Die meisten Argumente sind leicht zu entkräften. Von der Personenfreizügigkeit profitieren ja auch Schweizer, die im Ausland arbeiten oder studieren, so dass die Nettozuwanderung nur rund einem Drittel der von der SVP angeprangerten «Masslosigkeit» entspricht. Die Zuwanderung ist in den letzten Jahren deutlich zurückgegangen. Auch die Mieten sind zuletzt eher gesunken, und es herrscht vielerorts ein Überangebot an Wohnungen. Schliesslich ist die Arbeitslosigkeit bis Anfang Jahr auf einem sehr tiefen Niveau gestanden; es herrschte beinahe Vollbeschäftigung. Wenn die Arbeitslosenzahl nun ansteigt, ist dies alleine auf die Corona-Krise zurückzuführen. Doch gerade die Corona-Krise hat gezeigt, welch dramatische Auswirkungen die Schliessung der Grenzen auf die Wirtschaft hat. Der Tourismus, die Luftfahrt, die Exportwirtschaft sind zum Teil existenziell bedroht. Und der Fachkräftemangel hat sich eher noch verschärft. Wie wichtig Grenzgänger für die Schweiz sind, äusserte sich darin, dass sie von der Grenzschliessung ausgenommen blieben.

Ein Ja zur Begrenzungsinitiative mit dem damit verbundenen Ende des freien Warenverkehrs hätte unabschätzbare Folgen für die Schweizer Wirtschaft, ist die EU doch ihr wichtigster Handelspartner. Müssten die Schweizer Unternehmen für alle ihre Exporte in den jeweiligen EU-Mitgliedsländern einzelne Bewilligungen einholen, stellte dies einen kaum zu überbrückenden Wettbewerbsnachteil dar. Bereits bei der Eurokrise brauchte es einen Sondereffort, damit die Exportfirmen preislich mit dem Ausland mithalten konnten. Nun würde man bei einem Ja zur Initiative Schweizer Produkte und Dienstleistungen mutwillig noch einmal verteuern.

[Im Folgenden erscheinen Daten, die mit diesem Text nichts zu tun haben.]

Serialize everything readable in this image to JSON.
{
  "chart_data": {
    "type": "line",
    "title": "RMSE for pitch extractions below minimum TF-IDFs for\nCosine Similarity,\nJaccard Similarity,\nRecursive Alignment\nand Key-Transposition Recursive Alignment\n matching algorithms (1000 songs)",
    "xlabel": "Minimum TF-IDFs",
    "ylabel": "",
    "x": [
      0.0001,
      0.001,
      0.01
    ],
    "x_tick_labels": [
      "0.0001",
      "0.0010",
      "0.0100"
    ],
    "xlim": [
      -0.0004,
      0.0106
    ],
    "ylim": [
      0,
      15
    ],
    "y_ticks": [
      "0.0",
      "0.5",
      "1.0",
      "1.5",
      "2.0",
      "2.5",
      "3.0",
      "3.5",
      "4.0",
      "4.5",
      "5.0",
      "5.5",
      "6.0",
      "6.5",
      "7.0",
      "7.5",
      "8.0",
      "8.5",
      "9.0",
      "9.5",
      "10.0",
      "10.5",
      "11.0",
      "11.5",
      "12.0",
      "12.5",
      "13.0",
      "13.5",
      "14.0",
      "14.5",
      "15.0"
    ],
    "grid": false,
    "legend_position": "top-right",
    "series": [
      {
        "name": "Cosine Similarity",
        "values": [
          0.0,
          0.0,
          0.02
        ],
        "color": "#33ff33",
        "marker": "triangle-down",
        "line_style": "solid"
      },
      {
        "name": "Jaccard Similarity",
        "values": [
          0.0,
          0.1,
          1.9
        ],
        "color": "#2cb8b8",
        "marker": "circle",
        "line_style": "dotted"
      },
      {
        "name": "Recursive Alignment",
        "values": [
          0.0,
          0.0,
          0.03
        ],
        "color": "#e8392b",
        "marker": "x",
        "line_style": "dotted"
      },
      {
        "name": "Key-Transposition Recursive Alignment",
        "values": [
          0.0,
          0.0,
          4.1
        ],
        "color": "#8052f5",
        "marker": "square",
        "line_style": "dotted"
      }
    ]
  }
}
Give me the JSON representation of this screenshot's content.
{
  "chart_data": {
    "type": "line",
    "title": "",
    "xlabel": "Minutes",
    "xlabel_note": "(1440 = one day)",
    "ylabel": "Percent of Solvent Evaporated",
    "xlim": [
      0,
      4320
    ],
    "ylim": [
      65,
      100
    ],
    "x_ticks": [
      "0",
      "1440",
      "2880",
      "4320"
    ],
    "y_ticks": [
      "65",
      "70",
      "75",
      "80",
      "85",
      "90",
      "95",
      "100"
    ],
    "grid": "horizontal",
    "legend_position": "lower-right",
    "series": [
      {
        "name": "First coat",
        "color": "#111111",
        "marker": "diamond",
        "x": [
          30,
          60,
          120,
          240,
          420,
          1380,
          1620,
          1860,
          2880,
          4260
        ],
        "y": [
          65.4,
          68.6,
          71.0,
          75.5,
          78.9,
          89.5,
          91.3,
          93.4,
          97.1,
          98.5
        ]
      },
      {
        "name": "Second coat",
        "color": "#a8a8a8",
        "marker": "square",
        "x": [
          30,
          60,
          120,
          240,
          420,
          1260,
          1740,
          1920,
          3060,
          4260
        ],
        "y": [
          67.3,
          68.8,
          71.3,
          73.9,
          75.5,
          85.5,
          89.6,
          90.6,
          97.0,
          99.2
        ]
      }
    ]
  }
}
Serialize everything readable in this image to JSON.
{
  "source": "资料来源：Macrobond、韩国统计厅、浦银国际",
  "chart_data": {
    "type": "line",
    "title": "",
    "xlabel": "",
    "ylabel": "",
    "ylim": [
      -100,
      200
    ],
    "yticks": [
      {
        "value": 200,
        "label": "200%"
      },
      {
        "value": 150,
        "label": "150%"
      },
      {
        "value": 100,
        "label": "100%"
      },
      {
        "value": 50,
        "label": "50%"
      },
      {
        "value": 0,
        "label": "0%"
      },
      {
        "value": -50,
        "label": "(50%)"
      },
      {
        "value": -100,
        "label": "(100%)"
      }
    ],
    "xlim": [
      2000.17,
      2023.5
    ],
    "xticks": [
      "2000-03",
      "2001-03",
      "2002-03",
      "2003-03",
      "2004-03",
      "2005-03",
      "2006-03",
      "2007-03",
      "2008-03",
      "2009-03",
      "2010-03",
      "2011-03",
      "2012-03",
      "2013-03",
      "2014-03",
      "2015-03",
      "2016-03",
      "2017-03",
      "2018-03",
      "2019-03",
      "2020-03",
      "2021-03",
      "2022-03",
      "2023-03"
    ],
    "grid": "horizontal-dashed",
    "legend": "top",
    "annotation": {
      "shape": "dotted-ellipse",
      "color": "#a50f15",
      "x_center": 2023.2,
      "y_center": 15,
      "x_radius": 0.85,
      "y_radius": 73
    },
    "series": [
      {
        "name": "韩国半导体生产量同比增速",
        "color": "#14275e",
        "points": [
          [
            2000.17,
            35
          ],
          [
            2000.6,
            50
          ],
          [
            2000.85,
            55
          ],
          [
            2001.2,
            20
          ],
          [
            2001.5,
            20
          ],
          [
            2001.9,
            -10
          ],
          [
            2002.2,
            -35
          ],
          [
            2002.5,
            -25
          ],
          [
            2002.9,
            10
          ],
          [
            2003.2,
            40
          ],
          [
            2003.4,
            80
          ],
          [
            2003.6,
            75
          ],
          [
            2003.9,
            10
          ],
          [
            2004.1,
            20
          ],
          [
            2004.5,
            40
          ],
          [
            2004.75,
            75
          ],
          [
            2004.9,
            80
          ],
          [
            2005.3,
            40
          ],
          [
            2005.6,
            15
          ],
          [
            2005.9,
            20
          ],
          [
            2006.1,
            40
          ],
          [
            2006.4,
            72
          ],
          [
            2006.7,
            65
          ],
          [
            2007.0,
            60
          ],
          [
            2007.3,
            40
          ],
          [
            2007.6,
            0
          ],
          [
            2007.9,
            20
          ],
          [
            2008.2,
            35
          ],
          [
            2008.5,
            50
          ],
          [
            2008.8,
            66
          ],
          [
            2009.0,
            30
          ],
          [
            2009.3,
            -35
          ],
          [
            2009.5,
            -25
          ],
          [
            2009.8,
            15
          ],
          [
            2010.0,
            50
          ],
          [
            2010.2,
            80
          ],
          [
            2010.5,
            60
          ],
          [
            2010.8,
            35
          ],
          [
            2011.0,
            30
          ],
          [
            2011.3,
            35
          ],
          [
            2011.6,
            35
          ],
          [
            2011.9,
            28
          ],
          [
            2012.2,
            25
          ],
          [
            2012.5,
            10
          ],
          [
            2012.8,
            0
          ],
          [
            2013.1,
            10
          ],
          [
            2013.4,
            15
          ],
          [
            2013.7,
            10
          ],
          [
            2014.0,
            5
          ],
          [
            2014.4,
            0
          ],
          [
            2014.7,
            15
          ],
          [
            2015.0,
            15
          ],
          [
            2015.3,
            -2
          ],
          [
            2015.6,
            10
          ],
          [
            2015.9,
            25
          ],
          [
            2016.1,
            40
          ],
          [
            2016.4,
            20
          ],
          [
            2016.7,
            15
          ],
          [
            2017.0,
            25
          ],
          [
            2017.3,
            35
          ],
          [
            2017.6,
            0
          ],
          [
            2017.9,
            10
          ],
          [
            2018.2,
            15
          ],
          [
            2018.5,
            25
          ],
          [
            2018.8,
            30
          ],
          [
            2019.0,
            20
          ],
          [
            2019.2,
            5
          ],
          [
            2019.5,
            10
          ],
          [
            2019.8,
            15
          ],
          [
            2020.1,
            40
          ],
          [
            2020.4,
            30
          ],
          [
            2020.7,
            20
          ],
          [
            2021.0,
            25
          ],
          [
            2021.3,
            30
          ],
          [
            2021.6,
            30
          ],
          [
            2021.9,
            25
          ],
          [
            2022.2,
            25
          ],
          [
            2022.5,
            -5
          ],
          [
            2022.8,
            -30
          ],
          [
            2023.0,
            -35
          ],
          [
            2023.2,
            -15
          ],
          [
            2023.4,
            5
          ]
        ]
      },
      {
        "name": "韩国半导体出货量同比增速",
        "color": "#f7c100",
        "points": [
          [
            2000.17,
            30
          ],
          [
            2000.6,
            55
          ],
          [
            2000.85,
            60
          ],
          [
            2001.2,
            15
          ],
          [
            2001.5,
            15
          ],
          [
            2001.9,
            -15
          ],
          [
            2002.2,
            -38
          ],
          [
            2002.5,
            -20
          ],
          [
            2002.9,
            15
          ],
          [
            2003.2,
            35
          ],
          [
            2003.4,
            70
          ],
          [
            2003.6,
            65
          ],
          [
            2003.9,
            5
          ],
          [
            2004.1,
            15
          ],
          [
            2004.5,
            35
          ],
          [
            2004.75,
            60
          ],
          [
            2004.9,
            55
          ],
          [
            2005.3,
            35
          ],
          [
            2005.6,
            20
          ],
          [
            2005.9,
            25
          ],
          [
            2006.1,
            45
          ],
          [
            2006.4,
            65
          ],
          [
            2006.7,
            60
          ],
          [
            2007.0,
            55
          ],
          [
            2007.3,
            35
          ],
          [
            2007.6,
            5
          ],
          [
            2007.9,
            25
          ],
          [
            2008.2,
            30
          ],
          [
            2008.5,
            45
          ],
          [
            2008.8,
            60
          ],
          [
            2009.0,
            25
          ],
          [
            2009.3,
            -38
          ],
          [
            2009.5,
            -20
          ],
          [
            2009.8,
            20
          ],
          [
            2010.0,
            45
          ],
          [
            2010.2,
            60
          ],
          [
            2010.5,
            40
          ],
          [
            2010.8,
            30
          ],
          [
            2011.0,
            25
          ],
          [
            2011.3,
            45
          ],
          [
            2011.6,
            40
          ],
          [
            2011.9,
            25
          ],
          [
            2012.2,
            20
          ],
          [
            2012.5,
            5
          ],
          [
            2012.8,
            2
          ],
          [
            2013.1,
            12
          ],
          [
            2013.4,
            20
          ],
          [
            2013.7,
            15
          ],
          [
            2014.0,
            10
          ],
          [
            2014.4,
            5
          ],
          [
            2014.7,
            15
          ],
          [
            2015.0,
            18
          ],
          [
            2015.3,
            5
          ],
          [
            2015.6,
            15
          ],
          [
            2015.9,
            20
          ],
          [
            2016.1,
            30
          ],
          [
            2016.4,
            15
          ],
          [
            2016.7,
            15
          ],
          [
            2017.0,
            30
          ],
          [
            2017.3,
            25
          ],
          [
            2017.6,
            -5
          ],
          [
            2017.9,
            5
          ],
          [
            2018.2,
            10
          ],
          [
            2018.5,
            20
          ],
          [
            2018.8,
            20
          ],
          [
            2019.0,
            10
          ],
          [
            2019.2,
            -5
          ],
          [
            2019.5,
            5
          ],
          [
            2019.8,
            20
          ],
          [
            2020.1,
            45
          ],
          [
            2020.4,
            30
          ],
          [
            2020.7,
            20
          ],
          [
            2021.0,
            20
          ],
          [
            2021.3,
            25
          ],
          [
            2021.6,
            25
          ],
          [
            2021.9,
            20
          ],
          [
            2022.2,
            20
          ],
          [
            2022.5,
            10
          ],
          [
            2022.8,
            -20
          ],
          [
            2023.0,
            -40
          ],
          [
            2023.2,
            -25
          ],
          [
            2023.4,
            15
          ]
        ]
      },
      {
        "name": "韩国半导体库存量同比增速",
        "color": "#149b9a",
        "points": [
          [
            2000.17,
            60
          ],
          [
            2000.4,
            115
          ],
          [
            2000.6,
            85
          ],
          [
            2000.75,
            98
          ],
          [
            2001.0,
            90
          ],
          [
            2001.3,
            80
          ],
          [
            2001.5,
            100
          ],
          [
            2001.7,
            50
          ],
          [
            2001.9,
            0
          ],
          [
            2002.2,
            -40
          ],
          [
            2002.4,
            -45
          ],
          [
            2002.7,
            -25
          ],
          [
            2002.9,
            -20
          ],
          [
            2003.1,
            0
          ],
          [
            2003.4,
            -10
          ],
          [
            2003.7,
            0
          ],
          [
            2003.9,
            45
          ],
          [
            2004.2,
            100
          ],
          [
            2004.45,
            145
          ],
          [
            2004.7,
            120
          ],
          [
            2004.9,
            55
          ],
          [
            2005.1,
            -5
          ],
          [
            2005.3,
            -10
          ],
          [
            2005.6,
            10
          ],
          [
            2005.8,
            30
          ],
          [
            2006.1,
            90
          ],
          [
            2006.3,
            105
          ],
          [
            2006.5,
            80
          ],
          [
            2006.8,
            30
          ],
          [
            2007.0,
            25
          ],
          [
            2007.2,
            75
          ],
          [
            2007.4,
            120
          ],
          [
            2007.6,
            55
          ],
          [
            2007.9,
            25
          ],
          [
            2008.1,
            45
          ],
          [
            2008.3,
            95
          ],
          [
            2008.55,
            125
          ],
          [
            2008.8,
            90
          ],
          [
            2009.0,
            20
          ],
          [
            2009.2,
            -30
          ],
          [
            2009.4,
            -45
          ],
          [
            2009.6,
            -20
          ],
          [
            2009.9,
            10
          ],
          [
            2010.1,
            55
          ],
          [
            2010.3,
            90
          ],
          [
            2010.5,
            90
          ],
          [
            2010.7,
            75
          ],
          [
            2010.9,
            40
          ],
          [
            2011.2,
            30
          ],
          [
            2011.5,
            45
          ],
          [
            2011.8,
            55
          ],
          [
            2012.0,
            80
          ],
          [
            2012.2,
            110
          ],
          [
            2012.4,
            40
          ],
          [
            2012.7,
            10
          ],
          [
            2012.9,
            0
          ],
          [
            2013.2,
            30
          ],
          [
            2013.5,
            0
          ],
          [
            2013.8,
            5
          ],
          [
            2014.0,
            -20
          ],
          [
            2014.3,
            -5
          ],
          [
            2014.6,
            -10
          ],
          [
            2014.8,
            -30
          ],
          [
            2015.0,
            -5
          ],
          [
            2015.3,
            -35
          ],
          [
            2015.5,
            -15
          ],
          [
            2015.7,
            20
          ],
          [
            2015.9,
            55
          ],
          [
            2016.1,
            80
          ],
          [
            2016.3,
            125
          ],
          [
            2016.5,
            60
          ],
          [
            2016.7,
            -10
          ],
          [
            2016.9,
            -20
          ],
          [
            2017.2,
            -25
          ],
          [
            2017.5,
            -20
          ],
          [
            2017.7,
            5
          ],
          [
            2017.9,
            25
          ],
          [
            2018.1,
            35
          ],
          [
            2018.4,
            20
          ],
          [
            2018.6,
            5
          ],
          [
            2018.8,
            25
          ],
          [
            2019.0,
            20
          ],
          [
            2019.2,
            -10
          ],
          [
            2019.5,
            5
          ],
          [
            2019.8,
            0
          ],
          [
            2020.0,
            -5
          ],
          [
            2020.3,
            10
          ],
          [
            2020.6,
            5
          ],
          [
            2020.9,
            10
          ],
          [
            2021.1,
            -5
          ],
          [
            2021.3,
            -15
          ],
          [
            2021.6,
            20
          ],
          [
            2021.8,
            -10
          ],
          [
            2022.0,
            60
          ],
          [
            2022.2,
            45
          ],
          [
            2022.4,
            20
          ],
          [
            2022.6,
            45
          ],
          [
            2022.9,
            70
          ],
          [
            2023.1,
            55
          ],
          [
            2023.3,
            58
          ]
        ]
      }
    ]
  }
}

Schliesslich sind auch die Schweizer Sozialwerke auf ausländische Arbeitskräfte angewiesen. Überall passen Pensionskassen ihre Finanzierungsmodelle an, um auch in Zukunft die Renten zu garantieren. Und für die AHV braucht es alle paar Jahre neue Finanzierungsmodelle, um ihre Leistungen zu gewährleisten. Würde die Zahl der in der Regel jüngeren ausländischen Arbeitskräfte stark reduziert, wären alle Sozialwerke zu neuen und für die Versicherten wohl schmerzlichen Reformen verurteilt.

Aus der Sicht des Pro-Lagers hätte die EU alles Interesse und wäre auch bereit, selbst bei einer Kündigung der Personenfreizügigkeit mit der Schweiz über alle anderen Abkommen zu verhandeln. Dafür gibt es aber keinerlei Anhaltspunkte. Die Grösse und die Wichtigkeit der Schweiz wird dabei überschätzt. Die EU hat ihr Hauptaugenmerk auf Grossbritannien und dem Brexit. Die Interessen der EU am britischen Markt sind ungleich grösser, aber schon da zeigt sich, dass die EU zu keinen Konzessionen bereit ist.

Die Erfahrung der letzten 18 Jahre seit Einführung der Personenfreizügigkeit hat gezeigt, dass das Angebot an weniger qualifizierten Arbeitskräften hauptsächlich von der Konjunktur abhängt. Wenn bei abfallender Konjunktur kurzzeitig ein Überschuss an ausländischen Arbeitskräften herrschen mag, so hilft die Zuwanderung in einer Expansionsphase, den Arbeitskräftemangel zu überwinden. Der Mangel an hoch qualifiziertem Personal ist durch Kontingente auch nicht zu beheben. Dazu braucht es solide Ausbildungsangebote, attraktive Arbeitsbedingungen und enge Kontakte mit ausländischen Partnern.